Thursday, June 6, 2013

金针菇炒鸡蛋 Flammulina scrambled eggs

金针菇炒鸡蛋
金针菇营养很多, 不过一定要煮熟才能吃, 否则非常容易引起中毒哦!

金针菇炒鸡蛋

{材料} 金针菇1包(切掉老根, 洗净备用) , 鸡蛋3个(打散加点盐, 麻油与胡椒粉少许, 搅拌均匀), 胡萝卜丝, 洋葱碎, 蒜碎, 青葱粒适量

{调味料} 绍兴酒½小匙, 盐 ½ 小匙, 鸡粉1小匙, 鱼露 ½小匙.

{做法}

1. 油锅烧热, 倒入鸡蛋液, 大火煎到蛋液底部凝固后翻身再煎15秒, 弄碎蛋盛起备用.

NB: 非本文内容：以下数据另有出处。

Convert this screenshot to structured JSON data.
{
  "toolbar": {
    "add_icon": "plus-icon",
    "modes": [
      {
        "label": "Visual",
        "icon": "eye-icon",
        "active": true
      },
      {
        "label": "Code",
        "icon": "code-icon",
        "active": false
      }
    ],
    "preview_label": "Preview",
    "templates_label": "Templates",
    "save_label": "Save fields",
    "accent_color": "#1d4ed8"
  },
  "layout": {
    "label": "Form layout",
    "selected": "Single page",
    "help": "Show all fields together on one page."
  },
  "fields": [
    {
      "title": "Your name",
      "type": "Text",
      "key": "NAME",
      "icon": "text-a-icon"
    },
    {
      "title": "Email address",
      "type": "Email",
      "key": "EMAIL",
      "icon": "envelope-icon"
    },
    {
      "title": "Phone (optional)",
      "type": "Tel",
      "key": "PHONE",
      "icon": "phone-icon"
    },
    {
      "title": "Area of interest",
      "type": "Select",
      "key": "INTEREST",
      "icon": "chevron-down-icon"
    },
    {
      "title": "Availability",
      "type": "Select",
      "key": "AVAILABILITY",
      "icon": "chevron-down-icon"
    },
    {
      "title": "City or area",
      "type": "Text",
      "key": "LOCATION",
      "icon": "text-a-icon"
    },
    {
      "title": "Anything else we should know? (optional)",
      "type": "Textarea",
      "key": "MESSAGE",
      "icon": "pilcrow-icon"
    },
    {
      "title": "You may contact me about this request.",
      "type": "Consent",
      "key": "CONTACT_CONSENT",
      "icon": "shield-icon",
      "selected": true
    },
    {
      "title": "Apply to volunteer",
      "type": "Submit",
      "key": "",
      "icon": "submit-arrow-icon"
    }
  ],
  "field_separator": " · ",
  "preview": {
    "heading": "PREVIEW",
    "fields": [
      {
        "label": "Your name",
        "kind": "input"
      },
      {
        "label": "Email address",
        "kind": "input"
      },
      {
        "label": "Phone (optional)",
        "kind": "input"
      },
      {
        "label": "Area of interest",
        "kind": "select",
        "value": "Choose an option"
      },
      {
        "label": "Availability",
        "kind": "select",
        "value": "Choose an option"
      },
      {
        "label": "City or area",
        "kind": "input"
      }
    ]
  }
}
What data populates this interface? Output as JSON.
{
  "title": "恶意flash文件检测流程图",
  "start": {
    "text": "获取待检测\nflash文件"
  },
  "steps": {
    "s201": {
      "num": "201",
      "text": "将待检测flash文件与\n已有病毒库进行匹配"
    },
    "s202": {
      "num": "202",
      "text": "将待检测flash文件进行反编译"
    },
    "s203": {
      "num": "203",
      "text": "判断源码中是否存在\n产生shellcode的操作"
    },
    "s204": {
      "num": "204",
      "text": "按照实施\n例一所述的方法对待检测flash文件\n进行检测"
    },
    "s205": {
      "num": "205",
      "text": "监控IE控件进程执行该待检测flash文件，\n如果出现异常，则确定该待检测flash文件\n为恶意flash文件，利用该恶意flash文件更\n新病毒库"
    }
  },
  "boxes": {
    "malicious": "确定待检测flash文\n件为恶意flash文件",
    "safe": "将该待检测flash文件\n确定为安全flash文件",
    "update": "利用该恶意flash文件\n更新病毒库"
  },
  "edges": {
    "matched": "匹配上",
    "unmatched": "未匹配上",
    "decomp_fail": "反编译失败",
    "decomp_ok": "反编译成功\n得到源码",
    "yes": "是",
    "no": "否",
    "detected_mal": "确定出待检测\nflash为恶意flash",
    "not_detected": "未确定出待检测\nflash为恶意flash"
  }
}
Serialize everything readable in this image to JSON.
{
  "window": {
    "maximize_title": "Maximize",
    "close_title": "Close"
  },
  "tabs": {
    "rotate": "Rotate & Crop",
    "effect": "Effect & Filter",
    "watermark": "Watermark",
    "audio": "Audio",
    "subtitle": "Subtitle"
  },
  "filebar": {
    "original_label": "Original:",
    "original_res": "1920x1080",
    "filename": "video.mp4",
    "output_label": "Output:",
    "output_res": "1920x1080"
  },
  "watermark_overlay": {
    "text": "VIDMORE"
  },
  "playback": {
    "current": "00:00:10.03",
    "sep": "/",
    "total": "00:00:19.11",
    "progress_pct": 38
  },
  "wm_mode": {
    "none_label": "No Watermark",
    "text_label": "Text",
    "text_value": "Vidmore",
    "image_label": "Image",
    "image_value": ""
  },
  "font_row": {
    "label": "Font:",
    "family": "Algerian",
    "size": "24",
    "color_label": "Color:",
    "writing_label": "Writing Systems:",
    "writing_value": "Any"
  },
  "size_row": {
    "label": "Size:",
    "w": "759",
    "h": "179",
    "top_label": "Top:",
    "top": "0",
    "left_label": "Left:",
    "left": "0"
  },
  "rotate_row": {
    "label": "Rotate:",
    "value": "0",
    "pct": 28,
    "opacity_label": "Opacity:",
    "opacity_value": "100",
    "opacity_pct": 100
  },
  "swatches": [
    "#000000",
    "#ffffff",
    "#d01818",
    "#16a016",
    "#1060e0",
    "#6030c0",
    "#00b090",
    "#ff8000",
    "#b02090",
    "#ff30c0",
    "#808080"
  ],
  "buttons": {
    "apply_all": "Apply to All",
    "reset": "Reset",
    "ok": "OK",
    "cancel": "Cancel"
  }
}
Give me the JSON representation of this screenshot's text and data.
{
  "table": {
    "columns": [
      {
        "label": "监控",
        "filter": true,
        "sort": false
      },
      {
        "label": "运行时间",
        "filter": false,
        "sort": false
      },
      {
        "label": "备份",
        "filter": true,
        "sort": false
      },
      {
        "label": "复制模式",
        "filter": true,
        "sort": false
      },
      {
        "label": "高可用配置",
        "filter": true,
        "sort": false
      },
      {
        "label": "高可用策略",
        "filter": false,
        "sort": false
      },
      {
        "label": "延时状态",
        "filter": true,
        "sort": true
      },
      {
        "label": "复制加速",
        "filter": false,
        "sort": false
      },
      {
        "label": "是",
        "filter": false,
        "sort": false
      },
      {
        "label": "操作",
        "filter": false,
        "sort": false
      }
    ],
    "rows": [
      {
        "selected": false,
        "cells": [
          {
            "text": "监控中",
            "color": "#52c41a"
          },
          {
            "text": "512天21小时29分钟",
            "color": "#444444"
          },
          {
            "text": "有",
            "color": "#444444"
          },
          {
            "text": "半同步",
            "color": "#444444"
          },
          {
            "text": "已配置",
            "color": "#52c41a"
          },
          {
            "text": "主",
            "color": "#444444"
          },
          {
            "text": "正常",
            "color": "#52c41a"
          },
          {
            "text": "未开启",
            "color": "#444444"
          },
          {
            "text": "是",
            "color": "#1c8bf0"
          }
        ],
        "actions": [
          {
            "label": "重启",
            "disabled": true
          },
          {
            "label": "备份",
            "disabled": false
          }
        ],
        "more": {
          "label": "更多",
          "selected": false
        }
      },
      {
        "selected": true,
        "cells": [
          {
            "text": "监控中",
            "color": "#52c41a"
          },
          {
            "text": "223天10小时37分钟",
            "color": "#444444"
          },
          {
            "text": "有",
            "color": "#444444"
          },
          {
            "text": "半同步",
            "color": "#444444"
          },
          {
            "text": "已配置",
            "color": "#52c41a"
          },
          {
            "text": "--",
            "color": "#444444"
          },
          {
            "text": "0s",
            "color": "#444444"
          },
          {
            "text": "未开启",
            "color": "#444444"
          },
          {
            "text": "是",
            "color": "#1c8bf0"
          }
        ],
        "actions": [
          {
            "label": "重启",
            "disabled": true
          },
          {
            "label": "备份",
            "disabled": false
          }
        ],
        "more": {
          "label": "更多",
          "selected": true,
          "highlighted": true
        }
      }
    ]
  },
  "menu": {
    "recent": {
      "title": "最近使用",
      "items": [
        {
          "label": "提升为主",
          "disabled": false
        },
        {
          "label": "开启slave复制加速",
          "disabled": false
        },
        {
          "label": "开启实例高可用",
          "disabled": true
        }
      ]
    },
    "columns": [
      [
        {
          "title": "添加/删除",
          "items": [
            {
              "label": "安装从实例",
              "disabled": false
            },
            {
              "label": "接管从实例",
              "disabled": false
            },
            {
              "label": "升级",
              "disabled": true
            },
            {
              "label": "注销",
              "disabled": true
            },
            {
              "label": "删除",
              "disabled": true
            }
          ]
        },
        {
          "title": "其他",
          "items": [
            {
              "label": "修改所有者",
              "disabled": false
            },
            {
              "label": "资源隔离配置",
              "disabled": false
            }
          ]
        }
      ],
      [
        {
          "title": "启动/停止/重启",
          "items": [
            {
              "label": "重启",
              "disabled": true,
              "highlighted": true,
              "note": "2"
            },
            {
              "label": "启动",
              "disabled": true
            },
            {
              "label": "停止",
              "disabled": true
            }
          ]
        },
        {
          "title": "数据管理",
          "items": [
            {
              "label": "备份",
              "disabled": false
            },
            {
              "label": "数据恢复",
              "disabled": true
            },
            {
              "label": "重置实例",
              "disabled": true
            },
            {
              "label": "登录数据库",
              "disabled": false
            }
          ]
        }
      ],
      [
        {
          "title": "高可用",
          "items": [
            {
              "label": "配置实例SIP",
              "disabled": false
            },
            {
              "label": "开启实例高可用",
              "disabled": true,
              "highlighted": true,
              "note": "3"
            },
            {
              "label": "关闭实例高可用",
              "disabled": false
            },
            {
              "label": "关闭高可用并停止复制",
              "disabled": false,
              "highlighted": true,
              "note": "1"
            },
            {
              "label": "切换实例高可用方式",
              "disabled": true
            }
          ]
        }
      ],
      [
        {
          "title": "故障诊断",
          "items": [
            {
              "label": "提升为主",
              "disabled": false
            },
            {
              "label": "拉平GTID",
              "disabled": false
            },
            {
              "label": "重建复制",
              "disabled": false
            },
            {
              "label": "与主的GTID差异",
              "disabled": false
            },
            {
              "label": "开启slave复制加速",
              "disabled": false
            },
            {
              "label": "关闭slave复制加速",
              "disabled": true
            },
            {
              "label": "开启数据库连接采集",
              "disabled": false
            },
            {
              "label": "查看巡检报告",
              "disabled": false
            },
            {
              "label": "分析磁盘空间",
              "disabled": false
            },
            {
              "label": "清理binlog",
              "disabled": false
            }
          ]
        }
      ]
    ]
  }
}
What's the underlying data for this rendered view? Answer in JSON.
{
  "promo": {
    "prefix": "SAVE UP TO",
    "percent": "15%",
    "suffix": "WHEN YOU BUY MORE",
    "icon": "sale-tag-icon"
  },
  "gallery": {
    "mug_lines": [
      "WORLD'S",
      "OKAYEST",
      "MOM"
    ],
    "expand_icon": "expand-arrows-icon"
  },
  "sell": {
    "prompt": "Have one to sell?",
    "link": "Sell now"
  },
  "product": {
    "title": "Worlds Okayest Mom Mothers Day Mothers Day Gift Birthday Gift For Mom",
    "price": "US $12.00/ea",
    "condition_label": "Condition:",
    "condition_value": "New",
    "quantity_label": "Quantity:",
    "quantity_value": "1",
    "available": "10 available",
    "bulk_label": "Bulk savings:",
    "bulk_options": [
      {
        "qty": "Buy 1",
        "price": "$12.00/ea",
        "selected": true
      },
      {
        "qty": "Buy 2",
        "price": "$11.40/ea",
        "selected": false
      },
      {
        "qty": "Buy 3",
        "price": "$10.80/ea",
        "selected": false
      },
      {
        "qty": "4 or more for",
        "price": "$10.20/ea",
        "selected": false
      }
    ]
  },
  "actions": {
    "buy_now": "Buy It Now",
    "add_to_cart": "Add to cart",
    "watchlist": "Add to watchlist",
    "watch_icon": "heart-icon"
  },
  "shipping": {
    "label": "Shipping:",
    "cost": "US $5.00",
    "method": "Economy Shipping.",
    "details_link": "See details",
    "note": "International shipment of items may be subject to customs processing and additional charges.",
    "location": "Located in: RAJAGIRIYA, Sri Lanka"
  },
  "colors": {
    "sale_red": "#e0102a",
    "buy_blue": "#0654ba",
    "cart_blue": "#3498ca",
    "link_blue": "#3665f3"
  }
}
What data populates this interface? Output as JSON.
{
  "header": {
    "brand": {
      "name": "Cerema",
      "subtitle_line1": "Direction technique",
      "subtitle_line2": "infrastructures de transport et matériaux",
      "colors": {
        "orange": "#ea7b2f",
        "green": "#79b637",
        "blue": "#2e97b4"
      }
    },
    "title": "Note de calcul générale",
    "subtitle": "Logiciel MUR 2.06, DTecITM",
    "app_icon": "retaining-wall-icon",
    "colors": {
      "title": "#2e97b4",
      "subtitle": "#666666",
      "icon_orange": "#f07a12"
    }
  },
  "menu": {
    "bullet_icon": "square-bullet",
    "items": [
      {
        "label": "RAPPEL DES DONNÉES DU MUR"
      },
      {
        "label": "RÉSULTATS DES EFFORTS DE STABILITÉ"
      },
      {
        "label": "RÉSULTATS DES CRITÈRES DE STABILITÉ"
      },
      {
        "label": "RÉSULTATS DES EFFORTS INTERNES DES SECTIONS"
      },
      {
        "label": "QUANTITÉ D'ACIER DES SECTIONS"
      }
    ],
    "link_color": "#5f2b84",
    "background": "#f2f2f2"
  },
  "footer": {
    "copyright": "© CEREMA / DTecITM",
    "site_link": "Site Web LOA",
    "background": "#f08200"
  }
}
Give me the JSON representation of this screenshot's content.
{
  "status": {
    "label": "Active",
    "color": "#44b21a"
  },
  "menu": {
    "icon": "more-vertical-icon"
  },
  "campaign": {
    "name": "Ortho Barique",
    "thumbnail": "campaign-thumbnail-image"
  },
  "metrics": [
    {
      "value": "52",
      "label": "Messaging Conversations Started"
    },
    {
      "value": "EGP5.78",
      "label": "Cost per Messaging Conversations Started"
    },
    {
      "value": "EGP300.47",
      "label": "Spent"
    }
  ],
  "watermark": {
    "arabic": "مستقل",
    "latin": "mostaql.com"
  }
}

2. 再起油锅, 下洋葱碎, 蒜碎与葱花爆香; 倒入胡萝卜丝翻炒几下后调入绍兴酒呛锅, 加入金针菇与其它调味料拌匀.

3. 倒入鸡蛋, 炒至金针菇变软后即可.

Flammulina scrambled eggs

{Ingredients} Flammulina/ Enoki mushroom/ golden needle mushroom x 1 pack (remove the bottom, wash and clean it), eggs x 3 (Beat it and add in some salt, sesame oil and pepper), some shredded carrots, chopped onion, chopped garlic and some diced spring onions.

{Seasonings} Shaoxing wine x ½ tsp, salt x ½ tsp, chicken powder x 1 tsp, fish sauce x ½ tsp.

{Method}

1. Heat up pan, pour in the egg mixture and stir until barely set under high heat, turn over to fry for another 15 sec and then crumble the egg, remove and set aside.

2. Heat up pan again, add in chopped onion, garlic and spring onions; follow by shredded carrots to stir-fry evenly, add in shaoxing wine and continue by add in the flammulina and others seasonings to mix well.

3. Lastly add in the eggs and stir-fry until flammulina is tender, transfer to serving plate.